The age of allowing unmitigated dumping on the American market has ended. Plan your economy accordingly. I for one expect to see more mercantilism and fighting over resources. International trade is not going to remain safe or reliable.
This post was edited on 5/7/21 at 11:36 am
Posted by rocket31
Member since Jan 2008
41819 posts
Posted on 5/7/21 at 11:56 am to
quote:

How would working for a bank influence any of my opinions?

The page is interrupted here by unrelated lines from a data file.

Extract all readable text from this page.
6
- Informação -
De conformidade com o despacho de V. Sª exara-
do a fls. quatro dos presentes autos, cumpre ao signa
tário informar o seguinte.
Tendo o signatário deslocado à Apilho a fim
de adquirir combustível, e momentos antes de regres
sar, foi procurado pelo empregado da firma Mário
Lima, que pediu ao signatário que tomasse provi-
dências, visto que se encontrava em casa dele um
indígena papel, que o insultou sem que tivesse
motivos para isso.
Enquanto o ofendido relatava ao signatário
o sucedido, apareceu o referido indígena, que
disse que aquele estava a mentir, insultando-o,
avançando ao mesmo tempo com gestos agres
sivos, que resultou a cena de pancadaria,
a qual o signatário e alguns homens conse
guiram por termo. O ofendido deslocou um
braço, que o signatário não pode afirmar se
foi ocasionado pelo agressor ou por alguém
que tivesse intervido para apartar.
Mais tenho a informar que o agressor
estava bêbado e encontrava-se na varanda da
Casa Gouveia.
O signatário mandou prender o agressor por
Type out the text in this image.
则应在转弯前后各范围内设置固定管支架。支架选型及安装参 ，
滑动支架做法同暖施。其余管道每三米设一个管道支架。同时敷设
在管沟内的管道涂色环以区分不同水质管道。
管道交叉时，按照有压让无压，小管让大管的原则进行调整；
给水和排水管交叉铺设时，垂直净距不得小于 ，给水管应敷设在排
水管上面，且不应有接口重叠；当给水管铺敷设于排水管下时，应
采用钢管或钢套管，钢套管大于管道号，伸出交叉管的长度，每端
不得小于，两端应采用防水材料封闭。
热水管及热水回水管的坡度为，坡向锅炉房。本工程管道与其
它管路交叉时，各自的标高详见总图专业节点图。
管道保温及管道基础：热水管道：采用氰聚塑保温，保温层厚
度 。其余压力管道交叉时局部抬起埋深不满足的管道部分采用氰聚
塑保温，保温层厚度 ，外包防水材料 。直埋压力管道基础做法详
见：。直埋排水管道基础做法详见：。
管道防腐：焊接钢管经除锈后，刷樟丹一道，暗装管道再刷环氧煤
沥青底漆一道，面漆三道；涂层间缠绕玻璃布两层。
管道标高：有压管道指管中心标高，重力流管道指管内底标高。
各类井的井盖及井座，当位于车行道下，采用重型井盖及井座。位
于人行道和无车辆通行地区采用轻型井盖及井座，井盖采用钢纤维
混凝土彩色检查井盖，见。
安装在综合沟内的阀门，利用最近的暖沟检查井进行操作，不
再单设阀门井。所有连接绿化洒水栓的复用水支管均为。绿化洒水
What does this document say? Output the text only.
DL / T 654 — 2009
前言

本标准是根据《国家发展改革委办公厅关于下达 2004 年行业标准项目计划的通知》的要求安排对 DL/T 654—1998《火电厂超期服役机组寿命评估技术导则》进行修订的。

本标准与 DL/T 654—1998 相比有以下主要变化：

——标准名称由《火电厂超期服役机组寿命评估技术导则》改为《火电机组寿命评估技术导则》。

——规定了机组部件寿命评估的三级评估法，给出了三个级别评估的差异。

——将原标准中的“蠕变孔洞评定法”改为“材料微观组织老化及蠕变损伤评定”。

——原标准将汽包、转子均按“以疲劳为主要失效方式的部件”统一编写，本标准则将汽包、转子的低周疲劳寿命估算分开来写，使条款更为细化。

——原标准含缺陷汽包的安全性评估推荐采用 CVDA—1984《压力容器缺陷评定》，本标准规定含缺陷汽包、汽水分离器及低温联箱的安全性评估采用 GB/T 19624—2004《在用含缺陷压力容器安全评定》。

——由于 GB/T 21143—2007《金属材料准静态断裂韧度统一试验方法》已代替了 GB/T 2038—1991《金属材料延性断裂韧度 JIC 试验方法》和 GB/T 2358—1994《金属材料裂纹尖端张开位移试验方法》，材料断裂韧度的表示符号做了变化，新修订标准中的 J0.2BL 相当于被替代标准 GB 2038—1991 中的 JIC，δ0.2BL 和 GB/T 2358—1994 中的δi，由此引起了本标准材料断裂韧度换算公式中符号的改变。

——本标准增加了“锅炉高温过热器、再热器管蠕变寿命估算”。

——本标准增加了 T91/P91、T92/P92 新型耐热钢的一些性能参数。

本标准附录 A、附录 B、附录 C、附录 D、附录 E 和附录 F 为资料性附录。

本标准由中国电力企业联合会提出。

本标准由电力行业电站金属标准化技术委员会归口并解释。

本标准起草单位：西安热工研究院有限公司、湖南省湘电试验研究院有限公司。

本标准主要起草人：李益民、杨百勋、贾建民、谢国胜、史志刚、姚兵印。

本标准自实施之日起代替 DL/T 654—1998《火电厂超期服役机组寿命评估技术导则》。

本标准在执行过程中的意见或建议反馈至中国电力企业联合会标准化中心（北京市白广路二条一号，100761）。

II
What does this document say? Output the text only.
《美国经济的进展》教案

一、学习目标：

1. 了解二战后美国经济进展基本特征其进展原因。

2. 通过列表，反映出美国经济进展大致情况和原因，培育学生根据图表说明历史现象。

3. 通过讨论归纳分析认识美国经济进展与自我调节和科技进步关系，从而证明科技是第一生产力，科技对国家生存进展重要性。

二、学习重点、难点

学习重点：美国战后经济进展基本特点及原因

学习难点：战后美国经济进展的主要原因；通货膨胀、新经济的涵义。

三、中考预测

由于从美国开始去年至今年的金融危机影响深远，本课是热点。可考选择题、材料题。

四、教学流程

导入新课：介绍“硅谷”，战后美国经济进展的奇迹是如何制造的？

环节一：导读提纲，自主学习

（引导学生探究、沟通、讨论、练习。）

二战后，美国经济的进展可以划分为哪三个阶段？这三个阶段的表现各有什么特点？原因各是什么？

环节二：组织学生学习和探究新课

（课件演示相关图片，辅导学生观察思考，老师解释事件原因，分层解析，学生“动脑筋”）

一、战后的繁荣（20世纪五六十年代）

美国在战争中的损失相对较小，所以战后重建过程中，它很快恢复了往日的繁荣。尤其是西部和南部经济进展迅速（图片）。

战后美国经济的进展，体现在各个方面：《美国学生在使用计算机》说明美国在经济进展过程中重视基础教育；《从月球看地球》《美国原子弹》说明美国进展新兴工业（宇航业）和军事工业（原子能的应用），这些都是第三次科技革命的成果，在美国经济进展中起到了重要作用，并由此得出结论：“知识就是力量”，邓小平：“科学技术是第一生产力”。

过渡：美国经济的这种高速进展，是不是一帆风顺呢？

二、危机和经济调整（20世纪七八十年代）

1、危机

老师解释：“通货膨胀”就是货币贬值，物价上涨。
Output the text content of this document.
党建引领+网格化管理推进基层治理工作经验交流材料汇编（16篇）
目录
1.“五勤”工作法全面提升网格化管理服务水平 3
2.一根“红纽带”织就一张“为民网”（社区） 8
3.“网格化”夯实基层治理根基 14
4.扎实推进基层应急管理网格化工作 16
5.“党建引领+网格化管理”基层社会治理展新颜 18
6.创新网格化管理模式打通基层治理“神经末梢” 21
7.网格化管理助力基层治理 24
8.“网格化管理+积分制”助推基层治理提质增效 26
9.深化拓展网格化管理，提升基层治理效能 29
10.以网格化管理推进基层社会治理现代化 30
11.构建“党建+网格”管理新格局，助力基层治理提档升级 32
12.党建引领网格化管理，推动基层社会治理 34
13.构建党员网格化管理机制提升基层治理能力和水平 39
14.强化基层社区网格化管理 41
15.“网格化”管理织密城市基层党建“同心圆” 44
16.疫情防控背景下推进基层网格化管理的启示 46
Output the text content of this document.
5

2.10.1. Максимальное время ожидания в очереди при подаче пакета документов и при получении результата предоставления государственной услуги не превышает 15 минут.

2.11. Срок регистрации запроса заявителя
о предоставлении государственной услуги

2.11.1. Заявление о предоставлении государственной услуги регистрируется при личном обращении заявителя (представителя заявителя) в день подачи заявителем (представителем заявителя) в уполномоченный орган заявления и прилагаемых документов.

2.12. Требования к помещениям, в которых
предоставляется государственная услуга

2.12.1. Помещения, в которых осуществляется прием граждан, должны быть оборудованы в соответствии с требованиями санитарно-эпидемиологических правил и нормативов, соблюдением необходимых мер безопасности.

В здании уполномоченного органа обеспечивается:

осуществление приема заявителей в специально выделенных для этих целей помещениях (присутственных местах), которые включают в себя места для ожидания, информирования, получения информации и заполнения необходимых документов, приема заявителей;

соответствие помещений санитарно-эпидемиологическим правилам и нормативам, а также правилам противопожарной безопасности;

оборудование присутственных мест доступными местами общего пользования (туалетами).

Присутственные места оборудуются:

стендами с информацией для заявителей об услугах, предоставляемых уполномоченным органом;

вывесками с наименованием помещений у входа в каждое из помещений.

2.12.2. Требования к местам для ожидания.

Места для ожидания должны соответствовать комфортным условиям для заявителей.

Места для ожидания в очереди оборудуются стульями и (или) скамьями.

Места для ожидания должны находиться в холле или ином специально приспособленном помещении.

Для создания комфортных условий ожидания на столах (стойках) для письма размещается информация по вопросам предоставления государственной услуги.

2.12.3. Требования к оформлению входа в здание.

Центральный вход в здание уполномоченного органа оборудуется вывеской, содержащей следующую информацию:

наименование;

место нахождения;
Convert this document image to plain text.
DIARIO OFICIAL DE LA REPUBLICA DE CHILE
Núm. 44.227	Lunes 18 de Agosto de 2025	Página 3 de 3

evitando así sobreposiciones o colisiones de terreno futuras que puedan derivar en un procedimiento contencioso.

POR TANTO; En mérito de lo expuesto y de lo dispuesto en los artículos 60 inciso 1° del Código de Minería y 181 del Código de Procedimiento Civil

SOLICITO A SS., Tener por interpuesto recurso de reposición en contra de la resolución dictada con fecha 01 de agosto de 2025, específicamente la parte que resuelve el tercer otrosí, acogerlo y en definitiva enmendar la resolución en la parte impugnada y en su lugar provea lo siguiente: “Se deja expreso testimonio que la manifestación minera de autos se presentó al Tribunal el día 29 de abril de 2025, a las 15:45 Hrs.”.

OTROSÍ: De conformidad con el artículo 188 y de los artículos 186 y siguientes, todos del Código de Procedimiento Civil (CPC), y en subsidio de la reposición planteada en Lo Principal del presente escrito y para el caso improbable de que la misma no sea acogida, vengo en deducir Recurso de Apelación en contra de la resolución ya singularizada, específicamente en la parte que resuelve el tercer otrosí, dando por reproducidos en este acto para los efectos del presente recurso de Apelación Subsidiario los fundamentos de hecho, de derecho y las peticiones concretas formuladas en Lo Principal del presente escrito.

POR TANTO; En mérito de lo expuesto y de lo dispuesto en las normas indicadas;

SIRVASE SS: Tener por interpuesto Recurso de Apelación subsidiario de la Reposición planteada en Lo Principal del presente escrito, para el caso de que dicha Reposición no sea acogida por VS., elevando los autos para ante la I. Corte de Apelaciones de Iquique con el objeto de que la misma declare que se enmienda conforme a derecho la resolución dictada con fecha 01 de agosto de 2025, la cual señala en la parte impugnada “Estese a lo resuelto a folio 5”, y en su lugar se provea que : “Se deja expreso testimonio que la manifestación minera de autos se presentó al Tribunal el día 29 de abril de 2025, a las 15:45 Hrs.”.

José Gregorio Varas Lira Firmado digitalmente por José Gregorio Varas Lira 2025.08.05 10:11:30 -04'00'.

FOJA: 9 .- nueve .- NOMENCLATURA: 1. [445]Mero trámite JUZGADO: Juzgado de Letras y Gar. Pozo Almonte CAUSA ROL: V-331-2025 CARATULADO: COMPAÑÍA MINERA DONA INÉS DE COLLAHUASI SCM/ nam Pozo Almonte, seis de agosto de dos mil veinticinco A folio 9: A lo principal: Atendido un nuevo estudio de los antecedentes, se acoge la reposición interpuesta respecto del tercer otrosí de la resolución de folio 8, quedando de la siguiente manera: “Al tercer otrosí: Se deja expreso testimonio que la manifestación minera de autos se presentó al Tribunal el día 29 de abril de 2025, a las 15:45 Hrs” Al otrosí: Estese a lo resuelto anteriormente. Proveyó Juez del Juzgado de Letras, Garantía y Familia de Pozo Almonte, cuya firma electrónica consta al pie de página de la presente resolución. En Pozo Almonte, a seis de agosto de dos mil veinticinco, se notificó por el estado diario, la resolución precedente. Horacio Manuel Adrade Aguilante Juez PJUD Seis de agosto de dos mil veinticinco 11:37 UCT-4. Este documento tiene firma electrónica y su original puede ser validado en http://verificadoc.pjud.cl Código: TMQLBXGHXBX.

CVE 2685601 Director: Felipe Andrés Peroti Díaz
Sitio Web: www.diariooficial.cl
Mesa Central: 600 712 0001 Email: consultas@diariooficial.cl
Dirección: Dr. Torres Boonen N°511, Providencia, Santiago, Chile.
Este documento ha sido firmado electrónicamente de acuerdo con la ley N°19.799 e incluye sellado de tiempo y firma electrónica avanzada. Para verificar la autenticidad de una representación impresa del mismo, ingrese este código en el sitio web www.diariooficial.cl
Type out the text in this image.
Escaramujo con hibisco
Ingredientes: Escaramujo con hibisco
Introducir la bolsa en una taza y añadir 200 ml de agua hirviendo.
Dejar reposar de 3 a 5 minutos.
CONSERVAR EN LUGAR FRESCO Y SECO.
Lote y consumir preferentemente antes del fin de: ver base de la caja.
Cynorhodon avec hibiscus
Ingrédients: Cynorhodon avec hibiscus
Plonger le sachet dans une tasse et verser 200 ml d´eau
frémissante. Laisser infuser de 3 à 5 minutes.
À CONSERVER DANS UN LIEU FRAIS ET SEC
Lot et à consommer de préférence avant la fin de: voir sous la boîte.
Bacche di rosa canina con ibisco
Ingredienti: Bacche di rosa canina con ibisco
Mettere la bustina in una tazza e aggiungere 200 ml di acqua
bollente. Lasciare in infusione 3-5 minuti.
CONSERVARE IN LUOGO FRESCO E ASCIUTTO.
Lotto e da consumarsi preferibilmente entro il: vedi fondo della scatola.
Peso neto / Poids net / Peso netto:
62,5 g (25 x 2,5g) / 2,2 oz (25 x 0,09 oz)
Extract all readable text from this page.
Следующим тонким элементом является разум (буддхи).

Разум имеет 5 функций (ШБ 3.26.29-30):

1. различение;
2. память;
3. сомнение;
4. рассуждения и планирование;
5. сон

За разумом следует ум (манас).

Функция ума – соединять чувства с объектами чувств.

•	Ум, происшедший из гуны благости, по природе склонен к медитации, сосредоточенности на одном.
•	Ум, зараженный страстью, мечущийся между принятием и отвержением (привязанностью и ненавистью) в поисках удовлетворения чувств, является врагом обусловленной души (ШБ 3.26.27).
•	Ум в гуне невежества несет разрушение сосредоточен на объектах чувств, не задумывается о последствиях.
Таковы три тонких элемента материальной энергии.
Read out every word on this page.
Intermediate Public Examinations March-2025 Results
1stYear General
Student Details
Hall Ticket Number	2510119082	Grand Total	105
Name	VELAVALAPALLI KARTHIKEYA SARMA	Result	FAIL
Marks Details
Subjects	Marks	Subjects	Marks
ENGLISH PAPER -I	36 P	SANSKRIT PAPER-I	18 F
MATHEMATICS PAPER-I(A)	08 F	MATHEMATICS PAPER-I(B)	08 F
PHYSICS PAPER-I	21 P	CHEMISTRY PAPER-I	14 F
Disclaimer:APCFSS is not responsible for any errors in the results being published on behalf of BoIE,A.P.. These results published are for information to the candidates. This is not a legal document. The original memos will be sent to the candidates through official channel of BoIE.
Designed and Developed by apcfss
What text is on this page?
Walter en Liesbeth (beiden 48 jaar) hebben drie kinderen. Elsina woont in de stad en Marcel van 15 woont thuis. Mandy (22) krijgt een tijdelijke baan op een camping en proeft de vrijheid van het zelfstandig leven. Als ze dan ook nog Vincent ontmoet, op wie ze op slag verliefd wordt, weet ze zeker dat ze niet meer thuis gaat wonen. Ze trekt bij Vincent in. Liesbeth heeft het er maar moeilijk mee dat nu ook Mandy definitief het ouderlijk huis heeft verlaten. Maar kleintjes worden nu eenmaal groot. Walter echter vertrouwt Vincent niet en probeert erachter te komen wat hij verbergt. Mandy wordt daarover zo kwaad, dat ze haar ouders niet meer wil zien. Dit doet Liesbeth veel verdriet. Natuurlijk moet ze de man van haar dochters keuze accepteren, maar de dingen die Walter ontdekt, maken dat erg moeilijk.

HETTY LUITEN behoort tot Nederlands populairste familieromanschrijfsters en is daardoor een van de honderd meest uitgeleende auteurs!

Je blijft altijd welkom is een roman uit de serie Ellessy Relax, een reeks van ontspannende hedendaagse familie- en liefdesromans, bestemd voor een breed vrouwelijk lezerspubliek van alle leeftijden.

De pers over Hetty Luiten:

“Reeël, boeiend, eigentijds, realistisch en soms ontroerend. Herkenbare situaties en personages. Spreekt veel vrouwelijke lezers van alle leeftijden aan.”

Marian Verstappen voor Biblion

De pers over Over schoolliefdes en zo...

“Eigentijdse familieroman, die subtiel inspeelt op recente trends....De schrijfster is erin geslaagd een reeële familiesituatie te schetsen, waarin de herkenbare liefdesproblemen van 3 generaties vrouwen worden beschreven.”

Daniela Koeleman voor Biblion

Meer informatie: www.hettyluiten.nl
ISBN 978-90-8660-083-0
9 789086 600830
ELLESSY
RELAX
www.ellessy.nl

well if you're entire livelihood was built around traditional finance it's not going to be an easy transition for you to understand something different

that's been quite obvious for months now
Posted by Strannix
District 11
Member since Dec 2012
48904 posts
Posted on 5/7/21 at 2:50 pm to
Are you a janitor or security guard
Posted by wutangfinancial
Treasure Valley
Member since Sep 2015
11096 posts
Posted on 5/7/21 at 3:18 pm to
You freaking people

My second largest holding is a cryptocurrency. What exactly do I not understand? That y'all are too retarded to evaluate risk?
Posted by Strannix
District 11
Member since Dec 2012
48904 posts
Posted on 5/7/21 at 4:45 pm to
quote:

Dollars are not meant to store value I don't know when that became an argument.


LINK

One of the most important functions of currency is a store of value, literally every economics textbook in existence will tell you so, are you completely stupid?